O buddhismo durante os primeiros dezoito anos da minha vida foi muito ligado com ritual e magia em vez de conteúdo. Cresci em um ambiente com pomar de frutas nos subúrbios de Bangkok, onde frequentei a escola primária do governo localizada em um mosteiro local, mas tive pouco contato com os monges que moravam lá. As principais memórias que tenho das atividades do mosteiro foram grandes cerimônias funerárias e de ordenação que incluíam eventos repletos de diversão, como filmes, música folclórica e espetáculos teatrais. Nós, crianças, gostávamos de ir ao mosteiro por causa disso. Em nossa sala de aula também recebíamos um envelope para doações duas ou três vezes por ano para a oferta do manto amarelo (kathina) ou para a oferta do manto florestal (pha pa).

Minha mãe tinha um pequeno negócio em um mercado no centro de Bangkok, meu pai cuidava de nós, seis irmãos, em casa. Meus pais eram chineses de segunda geração no exterior, com o pai vindo da China e a mãe nascida no Sião [Thailândia]. A crença religiosa de minha mãe era uma mistura de confucionismo, taoísmo e buddhismo. Todos eram do tipo popular. Meu pai era mais agnóstico, mas acompanhava a adoração ancestral de minha mãe e outras cerimônias à maneira chinesa. Como eu entendia pela minha mãe naqueles dias, todas as cerimônias eram para a prosperidade da família. No final de sua vida, ela entrou no lado meditativo do buddhismo e do taoísmo. O buddhismo para ela era visitar monges que ela acreditava ter um poder especial que eles colocavam em amuletos e estátuas para ajudar o nosso negócio. Ela também consultava intensamente um astrólogo chinês cego e isso a ajudou a lidar com a dificuldade de criar seis filhos a se manterem bem alimentados e educados.
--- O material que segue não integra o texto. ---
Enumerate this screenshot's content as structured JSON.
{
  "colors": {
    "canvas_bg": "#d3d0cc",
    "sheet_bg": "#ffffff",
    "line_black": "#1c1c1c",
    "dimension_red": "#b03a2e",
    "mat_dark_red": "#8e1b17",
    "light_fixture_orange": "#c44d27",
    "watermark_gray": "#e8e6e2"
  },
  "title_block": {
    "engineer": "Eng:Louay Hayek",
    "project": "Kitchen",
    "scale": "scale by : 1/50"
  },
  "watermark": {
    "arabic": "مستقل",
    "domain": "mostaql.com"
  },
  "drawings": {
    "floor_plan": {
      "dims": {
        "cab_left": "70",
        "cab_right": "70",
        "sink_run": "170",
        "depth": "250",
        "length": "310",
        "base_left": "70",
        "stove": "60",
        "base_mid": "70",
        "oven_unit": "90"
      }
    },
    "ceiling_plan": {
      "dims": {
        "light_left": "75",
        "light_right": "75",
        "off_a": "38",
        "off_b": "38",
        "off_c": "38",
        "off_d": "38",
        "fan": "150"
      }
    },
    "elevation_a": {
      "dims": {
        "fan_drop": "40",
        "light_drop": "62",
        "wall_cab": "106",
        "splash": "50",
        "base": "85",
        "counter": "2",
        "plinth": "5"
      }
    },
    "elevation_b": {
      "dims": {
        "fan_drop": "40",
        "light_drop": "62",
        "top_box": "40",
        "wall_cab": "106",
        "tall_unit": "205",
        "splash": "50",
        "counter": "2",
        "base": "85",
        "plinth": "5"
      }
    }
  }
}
Na escola, o buddhismo era ensinado como um assunto entre outros, principalmente com ensinamentos antiquados que tornavam o buddhismo muito chato. Tínhamos que memorizar muitos princípios para os exames. Fazíamos três minutos de canto pela manhã antes de ir para a aula e na escola primária um canto mais longo nas tardes de sexta-feira. Não entendíamos o que cantávamos.
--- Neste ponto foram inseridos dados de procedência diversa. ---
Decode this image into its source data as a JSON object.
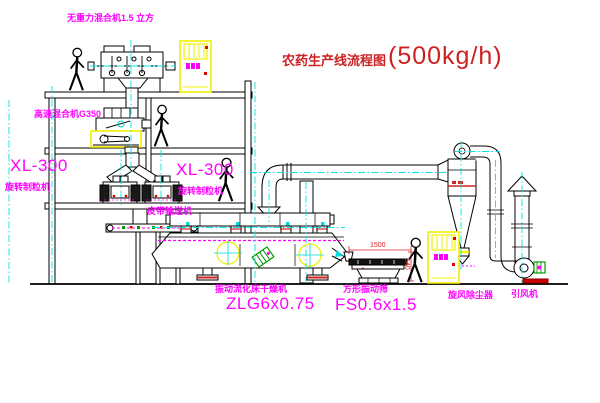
{
  "title": {
    "name": "农药生产线流程图",
    "capacity": "(500kg/h)"
  },
  "equipment_labels": {
    "gravity_mixer": "无重力混合机1.5 立方",
    "high_speed_mixer": "高速混合机G350",
    "granulator_left_model": "XL-300",
    "granulator_left_name": "旋转制粒机",
    "granulator_right_model": "XL-300",
    "granulator_right_name": "旋转制粒机",
    "belt_conveyor": "皮带输送机",
    "fluid_bed_dryer_name": "振动流化床干燥机",
    "fluid_bed_dryer_model": "ZLG6x0.75",
    "vibrating_screen_name": "方形振动筛",
    "vibrating_screen_model": "FS0.6x1.5",
    "cyclone": "旋风除尘器",
    "induced_draft_fan": "引风机"
  },
  "dimensions": {
    "screen_length": "1500",
    "screen_height": "540"
  },
  "colors": {
    "label_magenta": "#FF00FF",
    "title_red": "#CC2222",
    "centerline_cyan": "#00FFFF",
    "highlight_yellow": "#FFFF00",
    "dimension_red": "#DD2222",
    "line_black": "#000000"
  }
}
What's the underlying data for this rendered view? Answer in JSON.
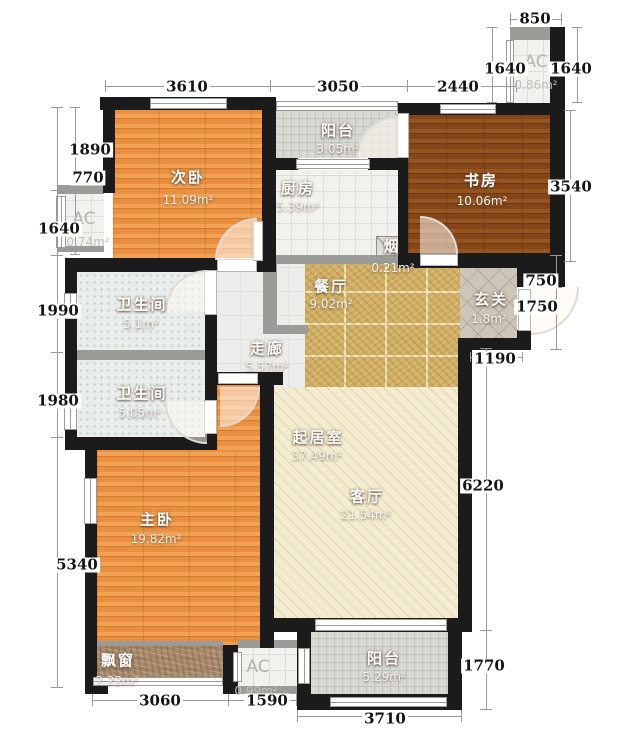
{
  "plan": {
    "type": "residential-floor-plan",
    "canvas": {
      "w": 633,
      "h": 730
    },
    "colors": {
      "wall": "#1b1b1b",
      "gray_wall": "#9b9b98",
      "dim_text": "#141414",
      "wood_orange": "#e98f42",
      "wood_dark": "#8a4a1c",
      "marble_gold": "#d0ae62",
      "cream": "#f4ecd1",
      "tile_gray": "#d8d8d3",
      "bath_tile": "#e9edec"
    },
    "rooms": [
      {
        "id": "ciwo",
        "name": "次卧",
        "area": "11.09m²",
        "floor": "wood",
        "rect": [
          113,
          110,
          149,
          148
        ],
        "label": [
          188,
          177
        ],
        "label2": [
          188,
          200
        ]
      },
      {
        "id": "yangtai-top",
        "name": "阳台",
        "area": "3.05m²",
        "floor": "tile",
        "rect": [
          276,
          111,
          122,
          47
        ],
        "label": [
          338,
          130
        ],
        "label2": [
          338,
          149
        ]
      },
      {
        "id": "chufang",
        "name": "厨房",
        "area": "5.39m²",
        "floor": "tile-light",
        "rect": [
          276,
          170,
          122,
          85
        ],
        "label": [
          298,
          188
        ],
        "label2": [
          298,
          207
        ]
      },
      {
        "id": "shufang",
        "name": "书房",
        "area": "10.06m²",
        "floor": "wood-dark",
        "rect": [
          408,
          115,
          142,
          138
        ],
        "label": [
          481,
          180
        ],
        "label2": [
          482,
          201
        ]
      },
      {
        "id": "ac-top-right",
        "name": "AC",
        "area": "0.86m²",
        "floor": "tile-light",
        "gray": true,
        "rect": [
          512,
          38,
          38,
          65
        ],
        "label": [
          536,
          62
        ],
        "label2": [
          536,
          85
        ]
      },
      {
        "id": "ac-left",
        "name": "AC",
        "area": "0.74m²",
        "floor": "tile-light",
        "gray": true,
        "rect": [
          60,
          193,
          44,
          55
        ],
        "label": [
          84,
          219
        ],
        "label2": [
          88,
          242
        ]
      },
      {
        "id": "yan",
        "name": "烟",
        "area": "0.21m²",
        "floor": "flue",
        "rect": [
          376,
          236,
          32,
          32
        ],
        "label": [
          392,
          246
        ],
        "label2": [
          393,
          268
        ]
      },
      {
        "id": "canting",
        "name": "餐厅",
        "area": "9.02m²",
        "floor": "marble",
        "rect": [
          305,
          263,
          155,
          124
        ],
        "label": [
          331,
          286
        ],
        "label2": [
          331,
          304
        ]
      },
      {
        "id": "xuanguan",
        "name": "玄关",
        "area": "1.8m²",
        "floor": "lattice",
        "rect": [
          460,
          263,
          57,
          75
        ],
        "label": [
          491,
          299
        ],
        "label2": [
          489,
          319
        ]
      },
      {
        "id": "zoulang",
        "name": "走廊",
        "area": "5.57m²",
        "floor": "plain",
        "rect": [
          217,
          263,
          88,
          124
        ],
        "label": [
          267,
          348
        ],
        "label2": [
          267,
          367
        ]
      },
      {
        "id": "weishengjian-1",
        "name": "卫生间",
        "area": "5.1m²",
        "floor": "dots",
        "rect": [
          77,
          272,
          128,
          78
        ],
        "label": [
          142,
          304
        ],
        "label2": [
          141,
          324
        ]
      },
      {
        "id": "weishengjian-2",
        "name": "卫生间",
        "area": "5.05m²",
        "floor": "dots",
        "rect": [
          77,
          360,
          128,
          77
        ],
        "label": [
          142,
          393
        ],
        "label2": [
          140,
          413
        ]
      },
      {
        "id": "zhuwo-upper",
        "name": "",
        "area": "",
        "floor": "wood",
        "rect": [
          217,
          385,
          43,
          65
        ],
        "label": null,
        "label2": null
      },
      {
        "id": "zhuwo",
        "name": "主卧",
        "area": "19.82m²",
        "floor": "wood",
        "rect": [
          97,
          450,
          163,
          196
        ],
        "label": [
          157,
          519
        ],
        "label2": [
          156,
          539
        ]
      },
      {
        "id": "qijushi",
        "name": "起居室",
        "area": "37.49m²",
        "floor": "cream",
        "rect": [
          274,
          387,
          184,
          231
        ],
        "label": [
          318,
          437
        ],
        "label2": [
          317,
          456
        ]
      },
      {
        "id": "keting",
        "name": "客厅",
        "area": "21.54m²",
        "floor": null,
        "rect": null,
        "label": [
          367,
          496
        ],
        "label2": [
          366,
          515
        ]
      },
      {
        "id": "piaochuang",
        "name": "飘窗",
        "area": "2.22m²",
        "floor": "stone",
        "rect": [
          93,
          645,
          130,
          37
        ],
        "label": [
          118,
          660
        ],
        "label2": [
          117,
          681
        ]
      },
      {
        "id": "ac-bottom",
        "name": "AC",
        "area": "0.99m²",
        "floor": "tile-light",
        "gray": true,
        "rect": [
          238,
          648,
          61,
          38
        ],
        "label": [
          258,
          667
        ],
        "label2": [
          256,
          691
        ]
      },
      {
        "id": "yangtai-bottom",
        "name": "阳台",
        "area": "5.29m²",
        "floor": "tile",
        "rect": [
          311,
          632,
          137,
          62
        ],
        "label": [
          384,
          658
        ],
        "label2": [
          384,
          677
        ]
      }
    ],
    "dimensions": [
      {
        "t": "3610",
        "x": 187,
        "y": 87
      },
      {
        "t": "3050",
        "x": 338,
        "y": 87
      },
      {
        "t": "2440",
        "x": 458,
        "y": 87
      },
      {
        "t": "850",
        "x": 535,
        "y": 19
      },
      {
        "t": "1640",
        "x": 505,
        "y": 69
      },
      {
        "t": "1640",
        "x": 571,
        "y": 69
      },
      {
        "t": "1890",
        "x": 90,
        "y": 150
      },
      {
        "t": "770",
        "x": 88,
        "y": 178
      },
      {
        "t": "1640",
        "x": 59,
        "y": 229
      },
      {
        "t": "1990",
        "x": 58,
        "y": 311
      },
      {
        "t": "1980",
        "x": 58,
        "y": 401
      },
      {
        "t": "5340",
        "x": 77,
        "y": 565
      },
      {
        "t": "3540",
        "x": 571,
        "y": 187
      },
      {
        "t": "750",
        "x": 541,
        "y": 281
      },
      {
        "t": "1750",
        "x": 537,
        "y": 307
      },
      {
        "t": "1190",
        "x": 495,
        "y": 359
      },
      {
        "t": "6220",
        "x": 483,
        "y": 486
      },
      {
        "t": "1770",
        "x": 484,
        "y": 666
      },
      {
        "t": "3060",
        "x": 160,
        "y": 701
      },
      {
        "t": "1590",
        "x": 267,
        "y": 701
      },
      {
        "t": "3710",
        "x": 385,
        "y": 719
      }
    ],
    "structure": {
      "walls": [
        [
          100,
          97,
          176,
          13
        ],
        [
          398,
          103,
          152,
          12
        ],
        [
          550,
          27,
          15,
          241
        ],
        [
          262,
          109,
          14,
          149
        ],
        [
          398,
          103,
          10,
          165
        ],
        [
          398,
          253,
          167,
          15
        ],
        [
          517,
          255,
          48,
          32
        ],
        [
          517,
          330,
          14,
          20
        ],
        [
          458,
          338,
          73,
          12
        ],
        [
          458,
          338,
          14,
          294
        ],
        [
          276,
          158,
          22,
          12
        ],
        [
          368,
          158,
          30,
          12
        ],
        [
          65,
          258,
          152,
          14
        ],
        [
          257,
          258,
          19,
          14
        ],
        [
          65,
          258,
          12,
          187
        ],
        [
          205,
          262,
          12,
          183
        ],
        [
          65,
          437,
          145,
          13
        ],
        [
          205,
          372,
          12,
          78
        ],
        [
          205,
          372,
          78,
          13
        ],
        [
          260,
          372,
          14,
          276
        ],
        [
          85,
          437,
          12,
          257
        ],
        [
          85,
          680,
          23,
          14
        ],
        [
          223,
          645,
          15,
          49
        ],
        [
          274,
          618,
          198,
          14
        ],
        [
          297,
          632,
          14,
          74
        ],
        [
          297,
          694,
          165,
          16
        ],
        [
          448,
          632,
          14,
          78
        ],
        [
          103,
          97,
          12,
          96
        ]
      ],
      "gray_walls": [
        [
          510,
          27,
          40,
          13
        ],
        [
          58,
          185,
          46,
          9
        ],
        [
          58,
          246,
          46,
          6
        ],
        [
          276,
          255,
          132,
          9
        ],
        [
          263,
          262,
          14,
          72
        ],
        [
          277,
          325,
          31,
          9
        ],
        [
          65,
          350,
          152,
          10
        ],
        [
          238,
          640,
          61,
          8
        ],
        [
          238,
          686,
          61,
          8
        ],
        [
          93,
          641,
          130,
          5
        ]
      ],
      "windows": [
        [
          150,
          98,
          77,
          11,
          "h"
        ],
        [
          440,
          104,
          56,
          10,
          "h"
        ],
        [
          276,
          101,
          122,
          10,
          "h"
        ],
        [
          296,
          159,
          74,
          10,
          "h"
        ],
        [
          56,
          196,
          10,
          52,
          "v"
        ],
        [
          506,
          40,
          8,
          63,
          "v"
        ],
        [
          64,
          293,
          13,
          26,
          "v"
        ],
        [
          64,
          399,
          13,
          31,
          "v"
        ],
        [
          84,
          478,
          13,
          46,
          "v"
        ],
        [
          93,
          677,
          130,
          9,
          "h"
        ],
        [
          233,
          652,
          9,
          30,
          "v"
        ],
        [
          298,
          648,
          12,
          36,
          "v"
        ],
        [
          315,
          619,
          132,
          12,
          "h"
        ],
        [
          330,
          697,
          117,
          10,
          "h"
        ]
      ],
      "gaps": [
        [
          217,
          259,
          40,
          13
        ],
        [
          253,
          221,
          10,
          40
        ],
        [
          397,
          113,
          12,
          45
        ],
        [
          420,
          254,
          38,
          12
        ],
        [
          204,
          270,
          13,
          45
        ],
        [
          204,
          400,
          13,
          34
        ],
        [
          218,
          373,
          40,
          11
        ],
        [
          518,
          289,
          13,
          42
        ]
      ],
      "doors": [
        [
          215,
          218,
          42,
          42,
          "tl"
        ],
        [
          356,
          116,
          42,
          42,
          "tl"
        ],
        [
          420,
          216,
          38,
          38,
          "tr"
        ],
        [
          165,
          270,
          42,
          42,
          "tl"
        ],
        [
          165,
          402,
          42,
          42,
          "bl"
        ],
        [
          220,
          387,
          40,
          40,
          "br"
        ],
        [
          531,
          287,
          48,
          48,
          "br"
        ]
      ],
      "dim_lines": [
        [
          105,
          86,
          411,
          1
        ],
        [
          105,
          80,
          1,
          12
        ],
        [
          270,
          80,
          1,
          12
        ],
        [
          407,
          80,
          1,
          12
        ],
        [
          516,
          80,
          1,
          12
        ],
        [
          510,
          19,
          52,
          1
        ],
        [
          510,
          13,
          1,
          12
        ],
        [
          561,
          13,
          1,
          12
        ],
        [
          492,
          27,
          1,
          76
        ],
        [
          577,
          27,
          1,
          76
        ],
        [
          487,
          27,
          10,
          1
        ],
        [
          487,
          102,
          10,
          1
        ],
        [
          572,
          27,
          10,
          1
        ],
        [
          572,
          102,
          10,
          1
        ],
        [
          57,
          107,
          1,
          581
        ],
        [
          51,
          107,
          12,
          1
        ],
        [
          51,
          190,
          12,
          1
        ],
        [
          51,
          255,
          12,
          1
        ],
        [
          51,
          352,
          12,
          1
        ],
        [
          51,
          437,
          12,
          1
        ],
        [
          51,
          687,
          12,
          1
        ],
        [
          75,
          107,
          1,
          148
        ],
        [
          70,
          107,
          10,
          1
        ],
        [
          70,
          190,
          10,
          1
        ],
        [
          70,
          222,
          10,
          1
        ],
        [
          70,
          254,
          10,
          1
        ],
        [
          570,
          110,
          1,
          152
        ],
        [
          564,
          110,
          12,
          1
        ],
        [
          564,
          261,
          12,
          1
        ],
        [
          556,
          255,
          1,
          95
        ],
        [
          550,
          255,
          12,
          1
        ],
        [
          550,
          287,
          12,
          1
        ],
        [
          550,
          349,
          12,
          1
        ],
        [
          470,
          357,
          53,
          1
        ],
        [
          470,
          352,
          1,
          10
        ],
        [
          522,
          352,
          1,
          10
        ],
        [
          486,
          348,
          1,
          362
        ],
        [
          480,
          348,
          12,
          1
        ],
        [
          480,
          630,
          12,
          1
        ],
        [
          480,
          709,
          12,
          1
        ],
        [
          92,
          700,
          205,
          1
        ],
        [
          92,
          694,
          1,
          12
        ],
        [
          228,
          694,
          1,
          12
        ],
        [
          296,
          694,
          1,
          12
        ],
        [
          297,
          716,
          165,
          1
        ],
        [
          297,
          710,
          1,
          12
        ],
        [
          461,
          710,
          1,
          12
        ]
      ]
    }
  }
}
Então, até os dezoito anos, o buddhismo não tinha feito uma impressão profunda em mim, apesar dos três anos na minha adolescência quando frequentei uma escola buddhista dominical e apreciava a amizade dos monges que nos ensinavam. Lembro-me de que, durante esse tempo, os desafiava dizendo que não há mais seres iluminados no mundo hoje. Eles citavam o Buddha dizendo: “Enquanto houver aqueles que praticam o caminho óctuplo, o mundo não ficará sem o iluminado”.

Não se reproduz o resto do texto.